When our kids are hospitalized, please treat us like you would if they were in for a broken arm or cancer. Don’t ignore us because you are embarrassed to mention mental illness. Bringing us a casserole or two wouldn’t hurt either!
I wish my friends and family knew how exhausted I am all the time.
My kid doesn’t “need a good whipping” and doesn’t need stricter parenting. She is sick, and she needs treatment. She has plenty of discipline and structure. Her behaviors are not my fault. But if I have a hard time believing that it’s not my fault, how can I expect others to believe it?
One thing I don’t like is when people say…”Do you really think she needs to be on all those meds?”
That they won’t ‘grow out of it’. It’s not just a phase. It’s not because they’re a teen.

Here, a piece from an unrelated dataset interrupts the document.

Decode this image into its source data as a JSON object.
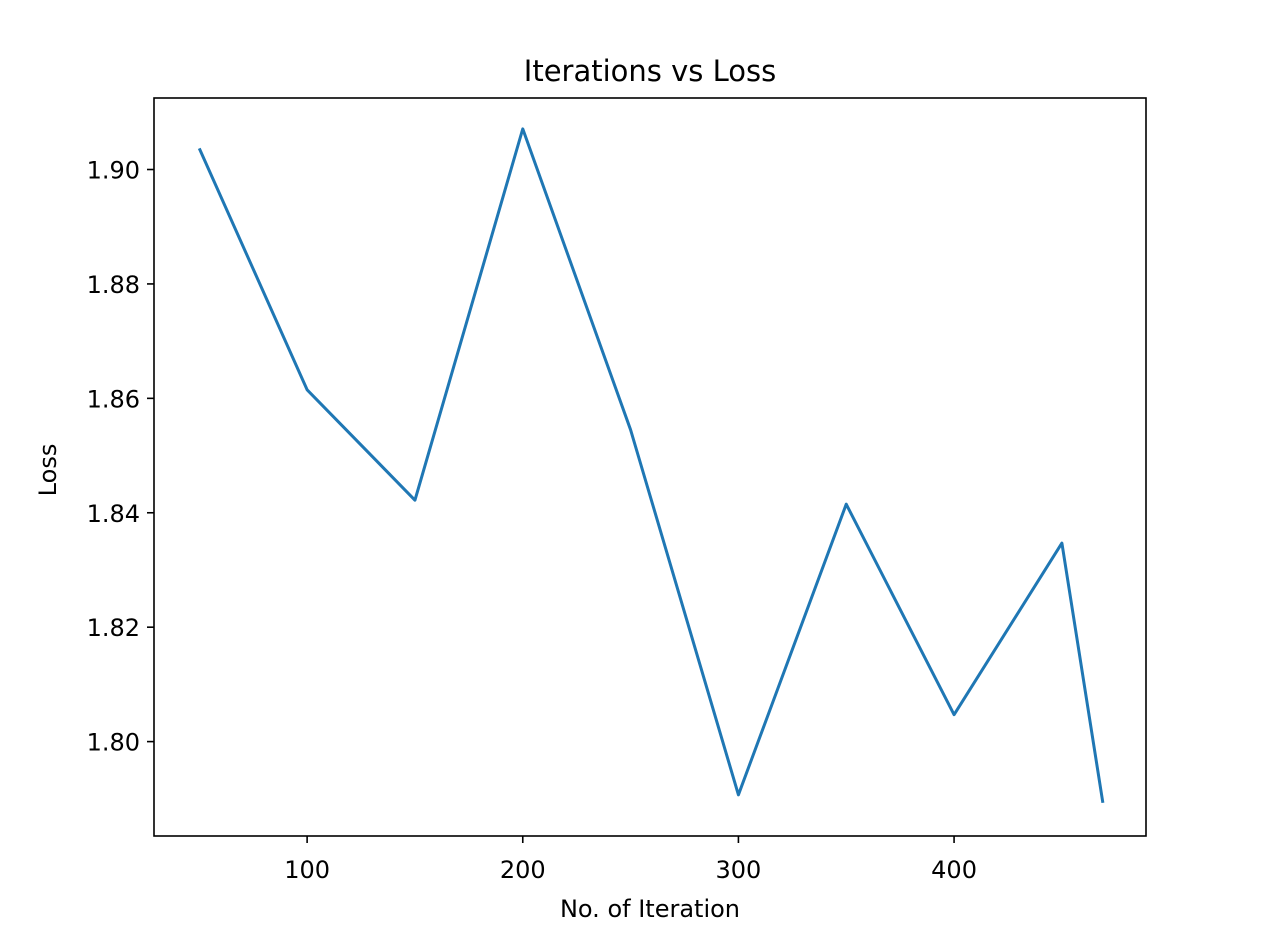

Kids like this don’t LEARN from their mistakes. Their brain chemistry makes them get manic and repeat them over and over. It’s not that easy to just ‘make them behave.’ And that spanking WILL NOT help. (My kids loved it!)
We are dealing with things they NEVER had to. Kids who don’t care about going to school on time. Or going, at all. Who have no love of learning. Who curse at us. That they CANNOT IMAGINE the stress of our daily lives.
If you are the parent of a child who is dealing with mental illness, I want to give you a big hug. I am on a few different message boards/groups and what I see most is parents who are at their wit's end, hanging on by their fingernails, dealing with immense frustration and fatigue. We are burned out.
We live in constant anxiety, waiting for the next crisis, meltdown, tantrum. We pray the meds work. We pray, period.
I see parents who love their children and refuse to give up hope that someday they will find the right medication or therapy or a combination of something that will help them.
There are families who have been pulled apart at the seams because a family member is bipolar and this affects everyone. Moms and dads who can barely hold it together because their child is in constant crisis mode. Siblings who hate their brother or sister because the stress in the house is so thick you can grab it.
Parenting a child who is bipolar is not easy and it's not fun. And it's certainly not for the weak.
If you see someone or know of a family member who is dealing with mental illness in some capacity, try to gain a little understanding and turn down the judgment.
We get enough of that on our own. Life is hard and we are doing our best.